Comparison similar to electronic I/O in QM is often called scattering theory. The arithmetic is similar.

 

[vanhees71]

In AC analysis, it's simplifying things tremendously, when you use the fact that you deal with linea differential equations with real coefficients for real functions $U(t)$ and $I(t)$ ("voltage" and currents). Further usual household voltage is harmonic.

Take for example the series of a coil and a resistande. The corresponding equation reads
$$L \dot{I} + R I=U_0 \cos(\omega t).$$
The idea is that to find the solution for this equation it's much simpler to introduce complex quantities $i(t)$ and $u(t)$ and define the physical real quantities as the real part of these complex quantities, i.e., $U=\mathrm{Re} u$, $I=\mathrm{Re} i$. The external AC voltage is given by $U_0 \exp(\mathrm{i} \omega t)$ (using the engineers' sign convention in the exponential, because then $\mathrm{Re} [U_0 \exp(\mathrm{i} \omega t)=U_0 \cos (\omega t).$
Then we can solve the equation for the complex quantities,
$$L \dot{i} + R i=U_0 \exp(\mathrm{i} \omega t).$$
Obviously the real part of the solution for $i$ then gives you $I$, because $L$, $R$, and $U_0$ are all real.

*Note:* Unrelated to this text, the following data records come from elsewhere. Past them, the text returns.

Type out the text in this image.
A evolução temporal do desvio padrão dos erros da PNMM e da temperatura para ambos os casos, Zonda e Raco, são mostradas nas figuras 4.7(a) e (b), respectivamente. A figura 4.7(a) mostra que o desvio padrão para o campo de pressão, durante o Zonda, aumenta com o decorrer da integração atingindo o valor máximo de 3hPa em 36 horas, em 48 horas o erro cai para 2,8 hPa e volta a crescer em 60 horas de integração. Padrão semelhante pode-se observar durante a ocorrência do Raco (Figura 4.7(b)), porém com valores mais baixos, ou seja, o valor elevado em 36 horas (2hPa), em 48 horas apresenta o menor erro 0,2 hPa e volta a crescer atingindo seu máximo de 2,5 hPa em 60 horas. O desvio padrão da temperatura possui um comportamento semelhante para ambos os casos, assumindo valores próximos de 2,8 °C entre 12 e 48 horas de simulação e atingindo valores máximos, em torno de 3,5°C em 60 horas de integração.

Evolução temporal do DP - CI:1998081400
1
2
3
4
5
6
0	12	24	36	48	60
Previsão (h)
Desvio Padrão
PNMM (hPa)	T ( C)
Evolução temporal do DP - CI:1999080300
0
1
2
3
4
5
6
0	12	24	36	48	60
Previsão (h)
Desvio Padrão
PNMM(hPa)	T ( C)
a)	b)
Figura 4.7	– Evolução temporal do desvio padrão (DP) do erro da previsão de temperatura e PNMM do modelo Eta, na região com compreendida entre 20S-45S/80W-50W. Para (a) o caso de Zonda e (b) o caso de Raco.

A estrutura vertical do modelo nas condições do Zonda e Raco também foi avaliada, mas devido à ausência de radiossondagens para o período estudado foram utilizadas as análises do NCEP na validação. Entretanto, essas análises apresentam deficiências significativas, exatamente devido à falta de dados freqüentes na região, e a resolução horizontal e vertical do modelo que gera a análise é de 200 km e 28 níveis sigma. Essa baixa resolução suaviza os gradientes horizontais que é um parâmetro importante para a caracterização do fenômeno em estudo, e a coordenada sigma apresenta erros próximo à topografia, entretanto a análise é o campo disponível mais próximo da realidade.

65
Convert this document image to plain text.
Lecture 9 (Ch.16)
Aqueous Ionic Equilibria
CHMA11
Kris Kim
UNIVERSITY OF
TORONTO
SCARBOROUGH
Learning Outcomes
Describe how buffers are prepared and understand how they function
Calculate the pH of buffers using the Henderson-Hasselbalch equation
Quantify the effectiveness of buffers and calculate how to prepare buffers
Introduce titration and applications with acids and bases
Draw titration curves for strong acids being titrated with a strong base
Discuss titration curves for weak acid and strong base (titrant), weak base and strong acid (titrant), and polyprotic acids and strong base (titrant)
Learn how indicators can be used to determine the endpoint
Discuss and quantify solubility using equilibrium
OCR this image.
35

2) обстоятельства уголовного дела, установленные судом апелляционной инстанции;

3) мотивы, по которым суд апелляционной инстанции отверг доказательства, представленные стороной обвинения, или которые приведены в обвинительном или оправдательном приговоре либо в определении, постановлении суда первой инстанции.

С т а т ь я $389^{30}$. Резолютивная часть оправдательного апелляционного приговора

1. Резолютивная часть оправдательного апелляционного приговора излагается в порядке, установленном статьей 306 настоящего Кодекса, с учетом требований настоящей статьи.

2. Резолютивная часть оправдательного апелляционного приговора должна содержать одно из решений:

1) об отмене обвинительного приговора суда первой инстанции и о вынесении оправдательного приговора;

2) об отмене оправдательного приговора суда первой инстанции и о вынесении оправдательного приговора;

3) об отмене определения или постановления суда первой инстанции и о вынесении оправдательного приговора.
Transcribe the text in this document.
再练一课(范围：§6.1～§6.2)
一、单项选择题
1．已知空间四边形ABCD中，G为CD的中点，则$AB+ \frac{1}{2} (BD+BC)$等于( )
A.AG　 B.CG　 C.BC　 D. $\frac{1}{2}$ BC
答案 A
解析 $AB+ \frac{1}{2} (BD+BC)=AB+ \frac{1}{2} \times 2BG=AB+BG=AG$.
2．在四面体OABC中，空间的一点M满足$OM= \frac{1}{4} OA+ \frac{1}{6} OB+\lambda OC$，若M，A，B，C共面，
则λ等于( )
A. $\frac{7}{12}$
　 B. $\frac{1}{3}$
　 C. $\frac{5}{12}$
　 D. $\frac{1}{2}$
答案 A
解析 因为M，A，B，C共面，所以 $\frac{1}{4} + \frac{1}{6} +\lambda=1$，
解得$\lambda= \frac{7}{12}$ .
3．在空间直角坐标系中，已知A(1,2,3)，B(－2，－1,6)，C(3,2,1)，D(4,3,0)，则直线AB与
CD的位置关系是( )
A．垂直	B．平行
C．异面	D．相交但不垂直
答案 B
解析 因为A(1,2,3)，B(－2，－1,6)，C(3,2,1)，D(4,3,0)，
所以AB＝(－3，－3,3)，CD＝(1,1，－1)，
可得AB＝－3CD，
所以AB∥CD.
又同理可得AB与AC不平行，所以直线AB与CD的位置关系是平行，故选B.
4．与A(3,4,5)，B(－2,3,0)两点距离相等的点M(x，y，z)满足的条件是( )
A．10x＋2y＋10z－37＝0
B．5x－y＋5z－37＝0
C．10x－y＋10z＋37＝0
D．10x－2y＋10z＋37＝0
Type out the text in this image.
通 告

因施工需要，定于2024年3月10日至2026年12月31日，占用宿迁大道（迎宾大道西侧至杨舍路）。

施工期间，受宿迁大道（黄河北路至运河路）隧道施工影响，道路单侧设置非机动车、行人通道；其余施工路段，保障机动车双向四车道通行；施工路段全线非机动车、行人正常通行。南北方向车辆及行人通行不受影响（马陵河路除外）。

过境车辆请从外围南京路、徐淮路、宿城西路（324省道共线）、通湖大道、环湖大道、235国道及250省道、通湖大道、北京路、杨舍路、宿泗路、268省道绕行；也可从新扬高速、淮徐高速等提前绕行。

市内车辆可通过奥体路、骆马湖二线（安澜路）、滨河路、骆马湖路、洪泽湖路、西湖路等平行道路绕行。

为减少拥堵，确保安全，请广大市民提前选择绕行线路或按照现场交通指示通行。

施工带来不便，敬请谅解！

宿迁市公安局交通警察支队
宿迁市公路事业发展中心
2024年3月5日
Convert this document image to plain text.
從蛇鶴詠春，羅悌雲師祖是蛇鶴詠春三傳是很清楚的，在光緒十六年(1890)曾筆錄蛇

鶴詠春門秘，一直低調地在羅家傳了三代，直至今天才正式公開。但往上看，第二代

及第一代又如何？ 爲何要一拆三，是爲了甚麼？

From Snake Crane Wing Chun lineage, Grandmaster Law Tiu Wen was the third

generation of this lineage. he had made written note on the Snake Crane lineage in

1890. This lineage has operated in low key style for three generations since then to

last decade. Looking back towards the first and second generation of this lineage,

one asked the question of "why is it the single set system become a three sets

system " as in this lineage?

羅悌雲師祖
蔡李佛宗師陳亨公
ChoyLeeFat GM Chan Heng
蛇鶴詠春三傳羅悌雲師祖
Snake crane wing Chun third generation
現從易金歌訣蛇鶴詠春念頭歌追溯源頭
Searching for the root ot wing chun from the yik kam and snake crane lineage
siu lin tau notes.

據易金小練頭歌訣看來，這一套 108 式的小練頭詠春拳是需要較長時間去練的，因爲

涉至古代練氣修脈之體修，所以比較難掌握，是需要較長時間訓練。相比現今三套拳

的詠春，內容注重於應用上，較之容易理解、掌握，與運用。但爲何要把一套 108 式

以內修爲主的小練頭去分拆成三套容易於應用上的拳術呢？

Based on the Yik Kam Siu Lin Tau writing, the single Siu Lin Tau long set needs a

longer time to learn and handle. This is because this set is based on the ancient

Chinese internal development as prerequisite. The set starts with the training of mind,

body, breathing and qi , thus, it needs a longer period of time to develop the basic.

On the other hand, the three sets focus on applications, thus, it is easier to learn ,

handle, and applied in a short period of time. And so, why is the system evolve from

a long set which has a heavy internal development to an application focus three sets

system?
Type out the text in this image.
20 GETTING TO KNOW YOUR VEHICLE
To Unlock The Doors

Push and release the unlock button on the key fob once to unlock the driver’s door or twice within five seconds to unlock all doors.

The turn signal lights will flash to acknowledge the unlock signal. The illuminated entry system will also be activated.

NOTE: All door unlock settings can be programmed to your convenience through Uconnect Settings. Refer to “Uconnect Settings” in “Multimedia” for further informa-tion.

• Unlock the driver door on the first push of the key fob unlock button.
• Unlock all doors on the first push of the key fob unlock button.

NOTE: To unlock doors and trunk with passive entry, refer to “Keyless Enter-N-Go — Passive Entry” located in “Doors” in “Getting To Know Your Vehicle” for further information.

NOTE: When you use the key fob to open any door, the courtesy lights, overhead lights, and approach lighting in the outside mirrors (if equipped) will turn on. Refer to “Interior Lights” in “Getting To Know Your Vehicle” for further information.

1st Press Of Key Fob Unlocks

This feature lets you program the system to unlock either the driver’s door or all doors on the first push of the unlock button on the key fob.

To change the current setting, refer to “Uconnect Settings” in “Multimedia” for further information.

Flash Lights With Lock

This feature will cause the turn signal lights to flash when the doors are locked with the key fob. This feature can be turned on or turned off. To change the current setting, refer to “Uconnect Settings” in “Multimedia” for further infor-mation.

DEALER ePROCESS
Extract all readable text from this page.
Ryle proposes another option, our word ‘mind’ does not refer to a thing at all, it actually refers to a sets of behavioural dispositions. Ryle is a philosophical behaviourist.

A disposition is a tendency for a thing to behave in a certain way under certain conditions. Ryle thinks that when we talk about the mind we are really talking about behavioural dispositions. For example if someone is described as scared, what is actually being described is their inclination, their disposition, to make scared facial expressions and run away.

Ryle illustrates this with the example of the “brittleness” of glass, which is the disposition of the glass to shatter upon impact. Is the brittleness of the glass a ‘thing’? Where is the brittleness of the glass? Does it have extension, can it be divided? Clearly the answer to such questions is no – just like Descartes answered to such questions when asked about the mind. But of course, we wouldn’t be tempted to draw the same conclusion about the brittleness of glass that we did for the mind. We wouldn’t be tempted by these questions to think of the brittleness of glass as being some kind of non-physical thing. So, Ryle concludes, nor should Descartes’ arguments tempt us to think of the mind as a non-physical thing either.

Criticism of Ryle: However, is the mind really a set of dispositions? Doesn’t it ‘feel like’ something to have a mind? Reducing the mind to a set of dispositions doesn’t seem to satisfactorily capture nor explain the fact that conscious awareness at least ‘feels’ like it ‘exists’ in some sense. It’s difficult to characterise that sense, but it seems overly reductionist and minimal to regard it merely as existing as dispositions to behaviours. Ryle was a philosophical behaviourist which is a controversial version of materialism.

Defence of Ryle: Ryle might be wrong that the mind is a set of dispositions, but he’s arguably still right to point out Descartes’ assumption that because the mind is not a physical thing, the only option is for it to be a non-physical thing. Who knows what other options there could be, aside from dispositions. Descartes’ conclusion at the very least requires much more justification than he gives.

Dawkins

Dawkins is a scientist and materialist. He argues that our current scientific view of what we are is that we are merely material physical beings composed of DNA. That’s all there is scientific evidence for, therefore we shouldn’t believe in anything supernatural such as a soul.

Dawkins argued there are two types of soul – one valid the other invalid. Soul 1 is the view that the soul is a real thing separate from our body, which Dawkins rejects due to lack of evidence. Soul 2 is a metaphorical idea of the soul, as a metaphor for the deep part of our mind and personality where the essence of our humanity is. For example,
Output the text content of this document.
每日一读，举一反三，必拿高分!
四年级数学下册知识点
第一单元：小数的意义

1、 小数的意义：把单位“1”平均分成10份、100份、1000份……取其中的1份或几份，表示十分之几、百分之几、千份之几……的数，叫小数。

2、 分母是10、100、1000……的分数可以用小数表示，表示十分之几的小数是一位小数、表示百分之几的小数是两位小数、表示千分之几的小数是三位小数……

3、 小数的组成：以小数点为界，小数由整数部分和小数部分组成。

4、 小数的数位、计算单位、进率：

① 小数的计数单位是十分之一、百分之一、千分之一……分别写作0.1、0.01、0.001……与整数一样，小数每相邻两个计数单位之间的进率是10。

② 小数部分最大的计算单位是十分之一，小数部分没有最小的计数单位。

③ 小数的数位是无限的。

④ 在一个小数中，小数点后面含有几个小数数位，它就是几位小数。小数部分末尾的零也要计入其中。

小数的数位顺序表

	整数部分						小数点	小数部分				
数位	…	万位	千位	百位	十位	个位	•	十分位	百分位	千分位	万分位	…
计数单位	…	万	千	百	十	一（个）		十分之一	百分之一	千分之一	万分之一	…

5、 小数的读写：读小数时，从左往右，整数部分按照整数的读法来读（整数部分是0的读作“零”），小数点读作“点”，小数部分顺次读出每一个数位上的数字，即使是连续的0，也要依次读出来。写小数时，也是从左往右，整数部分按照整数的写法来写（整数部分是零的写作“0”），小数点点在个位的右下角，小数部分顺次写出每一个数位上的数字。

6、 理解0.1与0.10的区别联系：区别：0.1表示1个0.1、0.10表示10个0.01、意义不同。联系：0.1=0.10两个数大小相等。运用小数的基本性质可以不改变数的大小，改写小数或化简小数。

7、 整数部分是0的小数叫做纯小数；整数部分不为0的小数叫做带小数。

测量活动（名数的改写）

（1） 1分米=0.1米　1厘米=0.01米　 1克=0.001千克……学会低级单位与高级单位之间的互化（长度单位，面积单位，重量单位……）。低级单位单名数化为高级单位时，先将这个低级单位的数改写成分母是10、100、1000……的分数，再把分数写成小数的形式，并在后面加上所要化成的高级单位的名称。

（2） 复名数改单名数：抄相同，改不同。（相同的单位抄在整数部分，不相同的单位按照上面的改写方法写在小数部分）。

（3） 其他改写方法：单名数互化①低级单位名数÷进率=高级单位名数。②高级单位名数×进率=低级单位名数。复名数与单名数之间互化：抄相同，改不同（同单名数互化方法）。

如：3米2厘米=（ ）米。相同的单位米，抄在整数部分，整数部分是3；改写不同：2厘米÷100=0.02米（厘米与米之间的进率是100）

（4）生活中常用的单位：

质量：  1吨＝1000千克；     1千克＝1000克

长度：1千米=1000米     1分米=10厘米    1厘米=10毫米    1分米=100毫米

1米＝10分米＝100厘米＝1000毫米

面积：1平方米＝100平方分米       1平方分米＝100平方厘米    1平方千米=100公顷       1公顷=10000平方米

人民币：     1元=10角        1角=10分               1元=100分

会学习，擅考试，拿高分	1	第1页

To find the "stationary state" you can simply make the ansatz
$$i(t)=i_0 \exp(\mathrm{i} \omega t),$$
and plugging this into the equation you only have to solve an algebraic equation for the complex amplitude $i_0$:
$$(\mathrm{i} \omega L + R) i_0 = U_0 \; \Rightarrow \; i_0 = \frac{U_0}{R+\mathrm{i} \omega L} = \frac{R-\mathrm{i} \omega L}{R^2+(\omega L)^2}.$$
The physical current thus is
$$I(t)=\mathrm{Re} i(t)=\frac{U_0}{|R^2+(\omega L)^2} [R \cos(\omega t) + \omega L \sin(\omega t)].$$
This becomes a bit more convenient if you write the complex "inverse resistance" (impedance) in "polar form"
$$\frac{R-\mathrm{i} \omega L}{R^2+(\omega L)^2} = \frac{1}{\sqrt{R^2+(\omega L)^2}} \exp(\mathrm{i} \phi), \quad \varphi=-\arccos \left (\frac{R}{\sqrt{R^2+(\omega L)^2}} \right).$$
Then you get
$$I(t)=\frac{U}{\sqrt{R^2+(\omega L)^2}} \cos(\omega t+ \phi).$$
This gives you immediately the amplitude of the current,
$$I_0=\frac{U}{\sqrt{R^2+(\omega L)^2}},$$
and the phase shift $\phi$, given above. It's negative, which means that the current's phase is always behind the external voltages phase, as expected for an inductance.

With this complex treatment you can calculate any AC circuit's stationary state as if it were a DC circuit, using Kirchhoff's two rules but use for resistors, capacitors, and inductances the corresponding complex impedances,
$$Z_R=R, \quad Z_L=\mathrm{i} \omega L, \quad Z_C=-\frac{\mathrm{i}}{\omega C}.$$
At the end of the cacluation you get all real physical currents and voltages by taking the real part of the corresponding complex quantities.